Оказалось, что над кондитерской. Фамилия, третья в нашем списке, значилась на вывеске.

— Выпьем здесь чаю, — предложила жена.

Идея оказалась удачной. Нас угостили превосходным чаем и восхитительными булочками с кремом. Мы просидели там полчаса.

— Оставим свои карточки или заплатим по счету? — спросил я жену.

Она ответила:

— Если карточки, то нам придется пригласить их на обед.

В каждом из нас таится доля снобизма. Я предпочел заплатить по счету.

Когда мы жили в Брюсселе, король Леопольд пользовался там всеобщей нелюбовью. Как раз в то время выяснилось, какие ужасы творились в Конго. Из уважения к бельгийцам надеюсь, что это тоже повлияло на общественные настроения. Когда королевская карета проезжала мимо, люди задергивали шторы. По улицам за королем следовала толпа, крича и улюлюкая. Брата его, графа Фландрского, напротив, любили. Этот чудаковатый старый джентльмен часто прогуливался по авеню Луизы и заговаривал со встречными, оказывая особое предпочтение англичанам. От Брюсселя до Ватерлоо можно не спеша прокатиться на велосипеде — через Суаньский лес, где когда-то бродил в раздумье старина Фома Кемпийский. Замечательное развлечение — привести туда англичанина и позвать с собой знакомого гида-бельгийца, отставного сержанта, чтобы он рассказал в подробностях о битве. Вам покажут Бельгийского льва, гордо озирающего поле сражения с высоты своего постамента на вершине пирамидального холма, и расскажут, как восемнадцатого июня 1815 года бельгийская армия разгромила французов, при поддержке немцев и нескольких англичан.

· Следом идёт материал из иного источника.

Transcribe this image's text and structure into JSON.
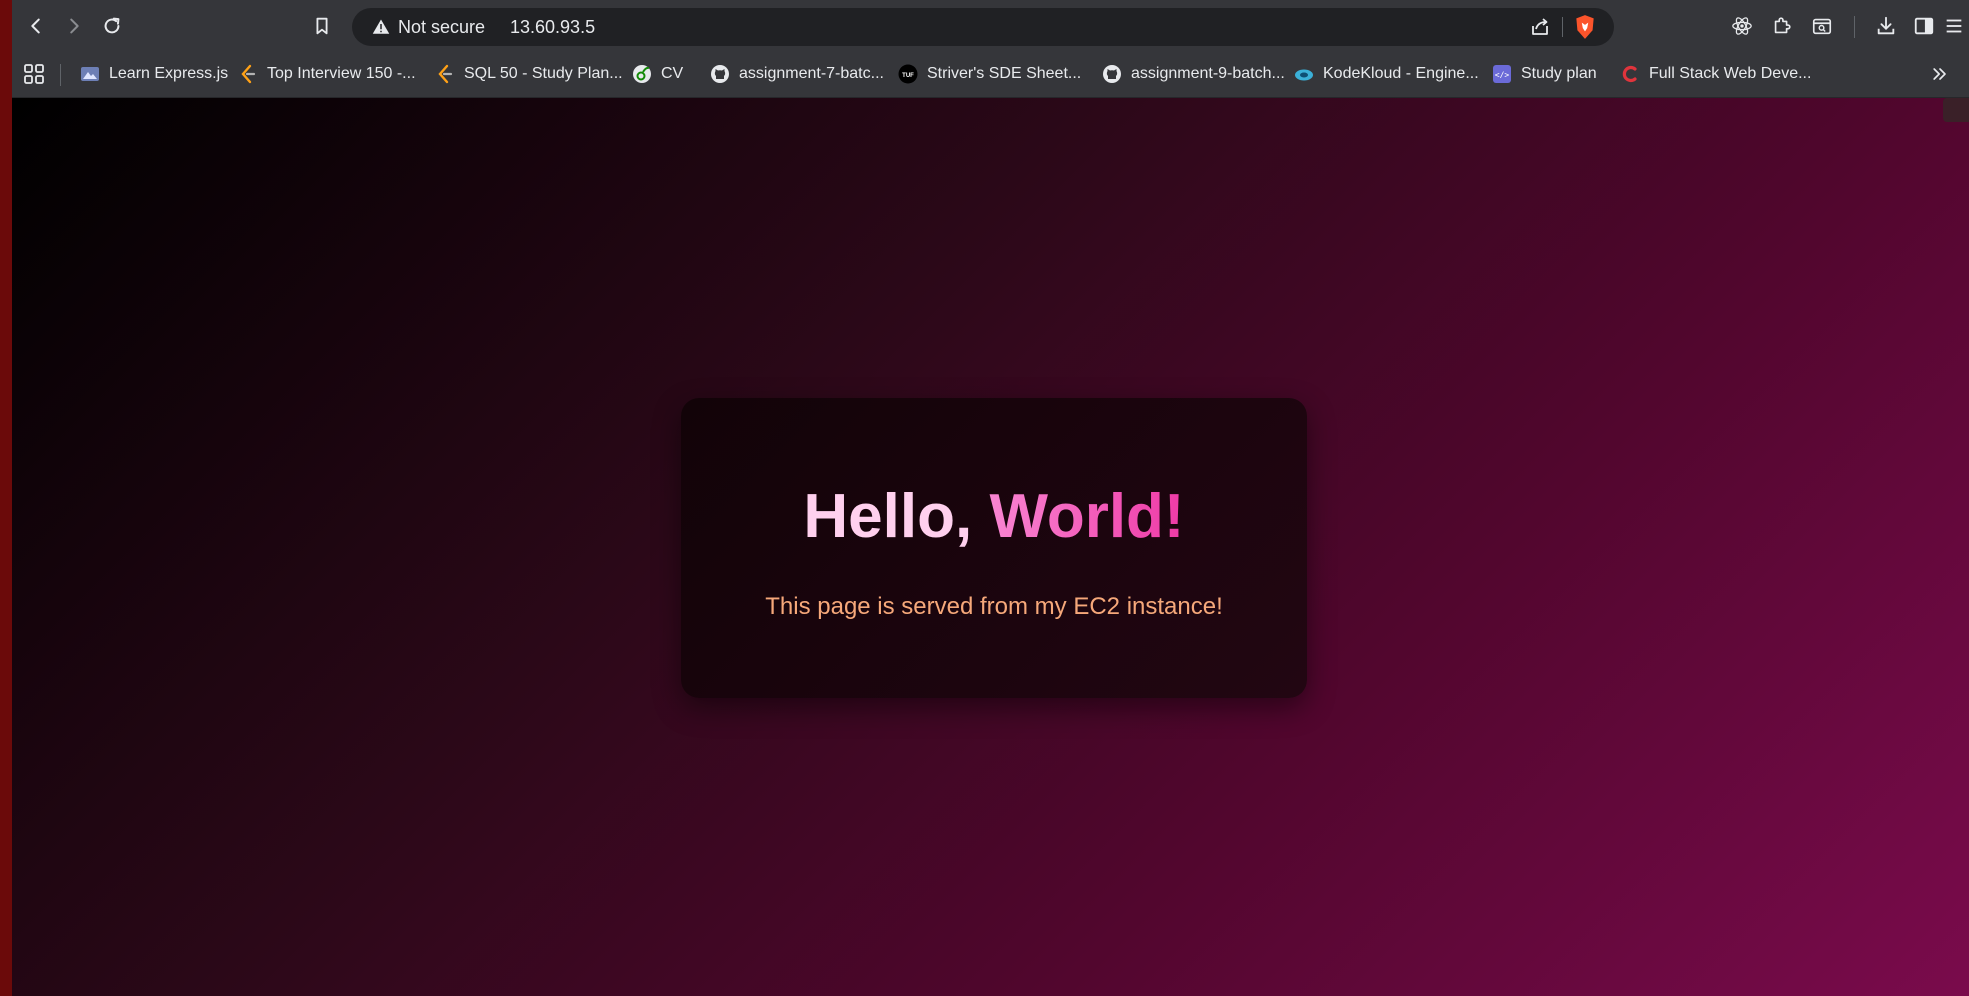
{
  "browser": {
    "security_label": "Not secure",
    "url": "13.60.93.5"
  },
  "bookmarks": [
    {
      "label": "Learn Express.js",
      "icon": "express-favicon"
    },
    {
      "label": "Top Interview 150 -...",
      "icon": "leetcode-favicon"
    },
    {
      "label": "SQL 50 - Study Plan...",
      "icon": "leetcode-favicon"
    },
    {
      "label": "CV",
      "icon": "overleaf-favicon"
    },
    {
      "label": "assignment-7-batc...",
      "icon": "github-favicon"
    },
    {
      "label": "Striver's SDE Sheet...",
      "icon": "tuf-favicon"
    },
    {
      "label": "assignment-9-batch...",
      "icon": "github-favicon"
    },
    {
      "label": "KodeKloud - Engine...",
      "icon": "kodekloud-favicon"
    },
    {
      "label": "Study plan",
      "icon": "code-favicon"
    },
    {
      "label": "Full Stack Web Deve...",
      "icon": "c-favicon"
    }
  ],
  "page": {
    "greeting_word1": "Hello,",
    "greeting_word2": "World!",
    "subtitle": "This page is served from my EC2 instance!"
  },
  "colors": {
    "toolbar_bg": "#35363a",
    "page_gradient_start": "#000000",
    "page_gradient_end": "#7a0b4c",
    "headline_light": "#ffd0ee",
    "headline_accent": "#ee3aa6",
    "subtitle": "#f6a87a"
  }
}
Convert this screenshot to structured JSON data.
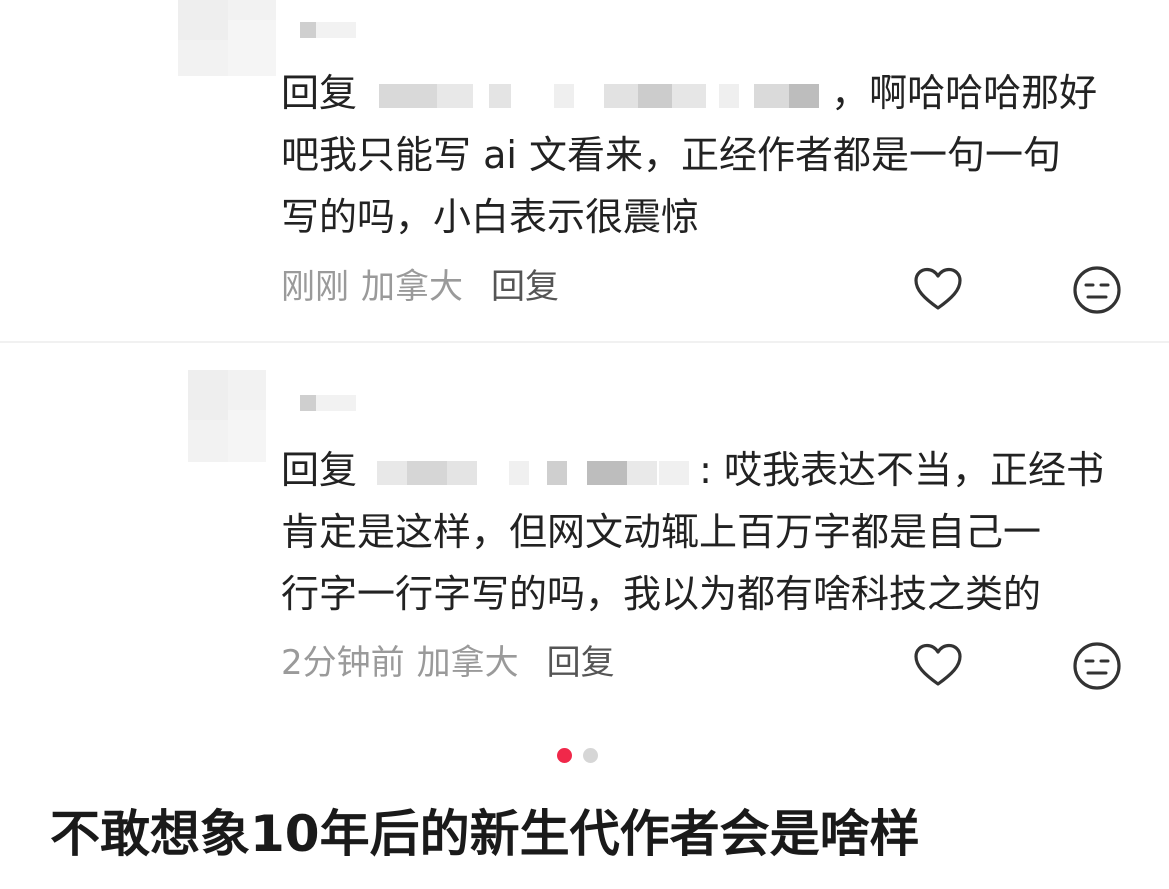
{
  "comments": [
    {
      "reply_prefix": "回复",
      "mention_redacted": true,
      "text_line1": "，啊哈哈哈那好",
      "text_line2": "吧我只能写 ai 文看来，正经作者都是一句一句",
      "text_line3": "写的吗，小白表示很震惊",
      "time": "刚刚",
      "location": "加拿大",
      "reply_label": "回复",
      "like_icon": "heart-outline-icon",
      "dislike_icon": "meh-face-icon"
    },
    {
      "reply_prefix": "回复",
      "mention_redacted": true,
      "text_line1": ": 哎我表达不当，正经书",
      "text_line2": "肯定是这样，但网文动辄上百万字都是自己一",
      "text_line3": "行字一行字写的吗，我以为都有啥科技之类的",
      "time": "2分钟前",
      "location": "加拿大",
      "reply_label": "回复",
      "like_icon": "heart-outline-icon",
      "dislike_icon": "meh-face-icon"
    }
  ],
  "pagination": {
    "total": 2,
    "active": 1,
    "active_color": "#f0284a",
    "inactive_color": "#d6d6d6"
  },
  "caption": "不敢想象10年后的新生代作者会是啥样",
  "colors": {
    "text": "#222222",
    "meta": "#9a9a9a",
    "icon": "#333333"
  }
}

Одну зиму мы для пробы провели в Лозанне. В швейцарских городах зимой скучновато. Из нашей виллы на холме вид открывался потрясающий, но по вечерам хотелось пойти в кафе или в театр. Дипломат-литератор Освальд Кроуфорд с женой останавливались в «Бо-Риваже». Именно там он изобрел бридж-аукцион. Я часто приходил к нему играть. Старая разновидность игры ему надоела, и он с помощью знакомых офицеров-французов разрабатывал новую идею. В ту зиму я невзлюбил больных. Они буквально заполонили «Бо-Риваж». Люди глотали семь разных видов пилюль перед обедом, а потом сидели и ковыряли вилкой еду в тарелке. Прелестные барышни, заманив вас в уголок, делились подробностями своих затруднений с почками, а ваш партнер по картам внезапно прерывал игру, чтобы весьма реалистично изобразить, какие спазмы с ним приключились ночью. Не сразу и вспомнишь, какие сейчас козыри.

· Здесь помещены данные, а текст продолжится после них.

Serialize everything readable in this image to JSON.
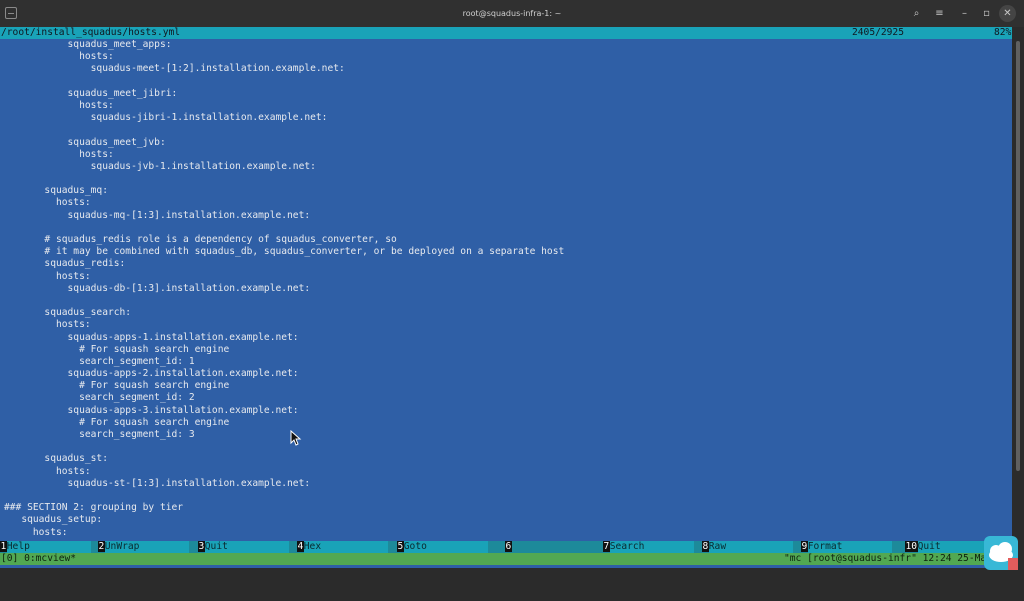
{
  "window": {
    "title": "root@squadus-infra-1: ~",
    "buttons": {
      "search": "⌕",
      "menu": "≡",
      "minimize": "–",
      "maximize": "▫",
      "close": "✕"
    }
  },
  "viewer": {
    "file_path": "/root/install_squadus/hosts.yml",
    "line_position": "2405/2925",
    "percent": "82%"
  },
  "content_lines": [
    "           squadus_meet_apps:",
    "             hosts:",
    "               squadus-meet-[1:2].installation.example.net:",
    "",
    "           squadus_meet_jibri:",
    "             hosts:",
    "               squadus-jibri-1.installation.example.net:",
    "",
    "           squadus_meet_jvb:",
    "             hosts:",
    "               squadus-jvb-1.installation.example.net:",
    "",
    "       squadus_mq:",
    "         hosts:",
    "           squadus-mq-[1:3].installation.example.net:",
    "",
    "       # squadus_redis role is a dependency of squadus_converter, so",
    "       # it may be combined with squadus_db, squadus_converter, or be deployed on a separate host",
    "       squadus_redis:",
    "         hosts:",
    "           squadus-db-[1:3].installation.example.net:",
    "",
    "       squadus_search:",
    "         hosts:",
    "           squadus-apps-1.installation.example.net:",
    "             # For squash search engine",
    "             search_segment_id: 1",
    "           squadus-apps-2.installation.example.net:",
    "             # For squash search engine",
    "             search_segment_id: 2",
    "           squadus-apps-3.installation.example.net:",
    "             # For squash search engine",
    "             search_segment_id: 3",
    "",
    "       squadus_st:",
    "         hosts:",
    "           squadus-st-[1:3].installation.example.net:",
    "",
    "### SECTION 2: grouping by tier",
    "   squadus_setup:",
    "     hosts:"
  ],
  "function_keys": [
    {
      "num": "1",
      "label": "Help"
    },
    {
      "num": "2",
      "label": "UnWrap"
    },
    {
      "num": "3",
      "label": "Quit"
    },
    {
      "num": "4",
      "label": "Hex"
    },
    {
      "num": "5",
      "label": "Goto"
    },
    {
      "num": "6",
      "label": ""
    },
    {
      "num": "7",
      "label": "Search"
    },
    {
      "num": "8",
      "label": "Raw"
    },
    {
      "num": "9",
      "label": "Format"
    },
    {
      "num": "10",
      "label": "Quit"
    }
  ],
  "tmux_status": {
    "left": "[0] 0:mcview*",
    "right": "\"mc [root@squadus-infr\" 12:24 25-Ma"
  },
  "colors": {
    "terminal_bg": "#2f5fa6",
    "header_bg": "#19a3b8",
    "tmux_bg": "#52a852"
  }
}
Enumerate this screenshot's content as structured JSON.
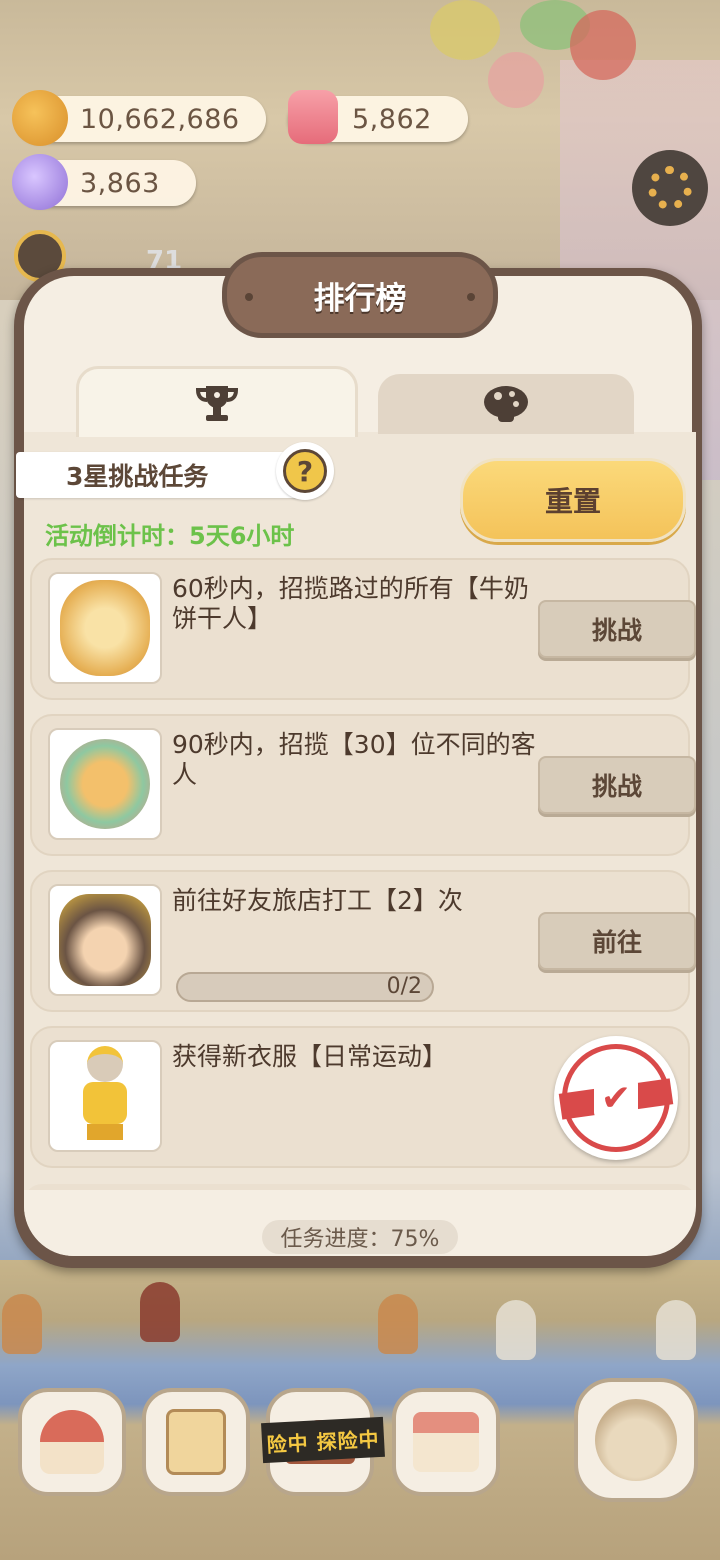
{
  "currencies": {
    "cookies": {
      "value": "10,662,686",
      "icon": "cookie-icon",
      "color": "#e8a23a"
    },
    "jelly": {
      "value": "5,862",
      "icon": "jelly-icon",
      "color": "#ef7b87"
    },
    "crystals": {
      "value": "3,863",
      "icon": "crystal-icon",
      "color": "#a58ce0"
    }
  },
  "background_level": "71",
  "modal": {
    "title": "排行榜",
    "tabs": [
      {
        "icon": "trophy-icon",
        "active": true
      },
      {
        "icon": "mushroom-icon",
        "active": false
      }
    ],
    "section_label": "3星挑战任务",
    "help_symbol": "?",
    "reset_label": "重置",
    "countdown": "活动倒计时：5天6小时",
    "tasks": [
      {
        "description": "60秒内，招揽路过的所有【牛奶饼干人】",
        "action": "挑战",
        "thumb": "milk-cookie-thumb"
      },
      {
        "description": "90秒内，招揽【30】位不同的客人",
        "action": "挑战",
        "thumb": "guests-thumb"
      },
      {
        "description": "前往好友旅店打工【2】次",
        "action": "前往",
        "thumb": "worker-thumb",
        "progress_text": "0/2",
        "progress_value": 0
      },
      {
        "description": "获得新衣服【日常运动】",
        "completed": true,
        "thumb": "outfit-thumb"
      }
    ],
    "footer": "任务进度：75%"
  },
  "bottom_nav": {
    "tape_text": "险中 探险中",
    "items": [
      "home-icon",
      "notebook-icon",
      "explore-icon",
      "shop-icon",
      "character-icon"
    ]
  },
  "colors": {
    "frame": "#6c5548",
    "panel": "#f5eee3",
    "accent_yellow": "#f4c35a",
    "countdown_green": "#6cc24a",
    "stamp_red": "#d94a4a"
  }
}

Жизнь за границей сильно повысила мою самооценку. Оказалось, что меня повсюду знают и относятся, как говорили в ранневикторианских романах, с совершеннейшим почтением. Я задрал нос и выбросил из головы реки помоев, которые обрушивали на меня английские литературные журналы. Если и вправду как судят иностранцы, так рассудят и потомки, говорил я себе, то у меня есть все шансы стать замечательным писателем — посмертно.

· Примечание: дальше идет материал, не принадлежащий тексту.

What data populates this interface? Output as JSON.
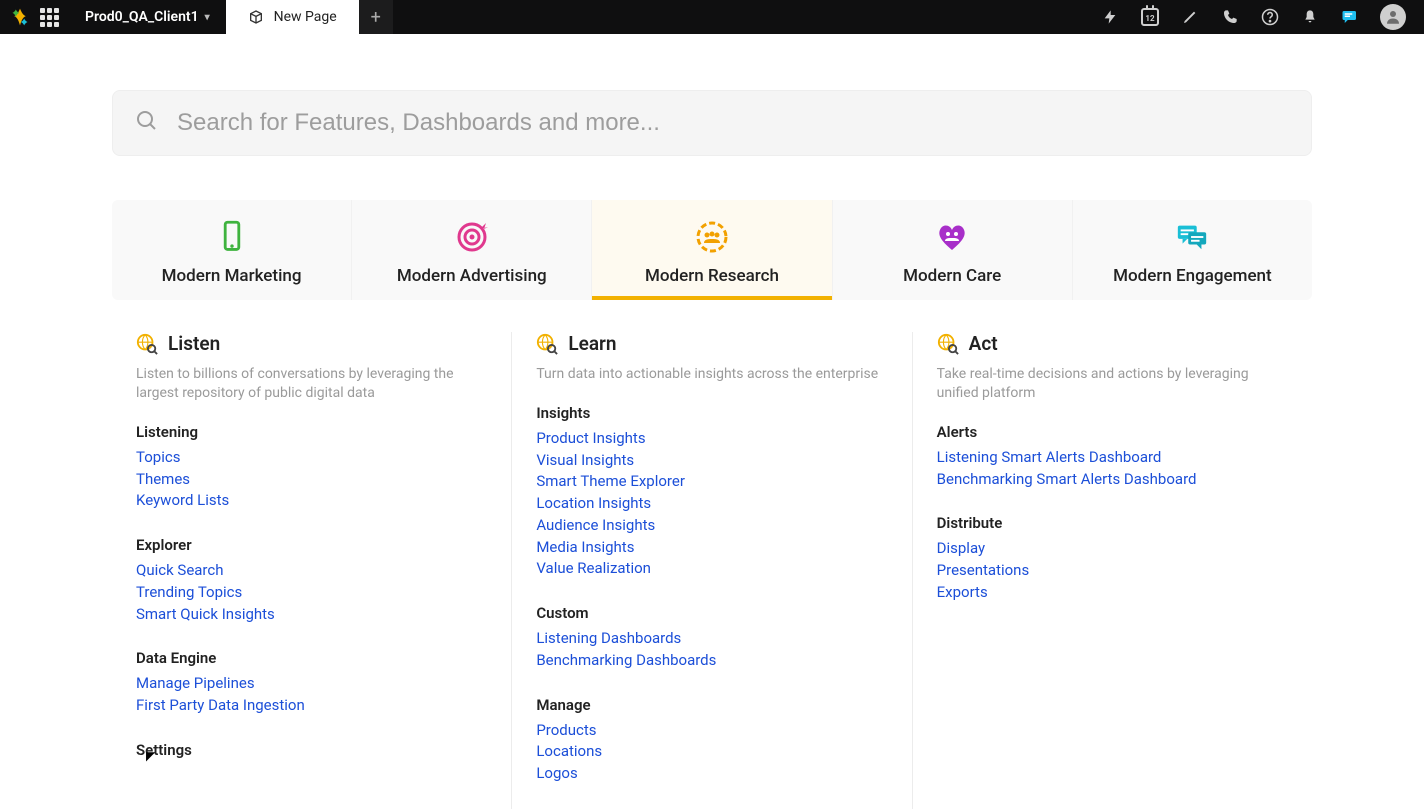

Если уж говорить о современниках, оказалось, что Филпотса тоже много читают за границей, особенно в Еермании и Швейцарии. Зангвилла знают в литературных кругах любой страны. Зато Барри, к моему удивлению, очень мало известен. Однажды я заговорил о нем в России.

— Вы имеете в виду мистера Пейна? — спросил кто-то из гостей.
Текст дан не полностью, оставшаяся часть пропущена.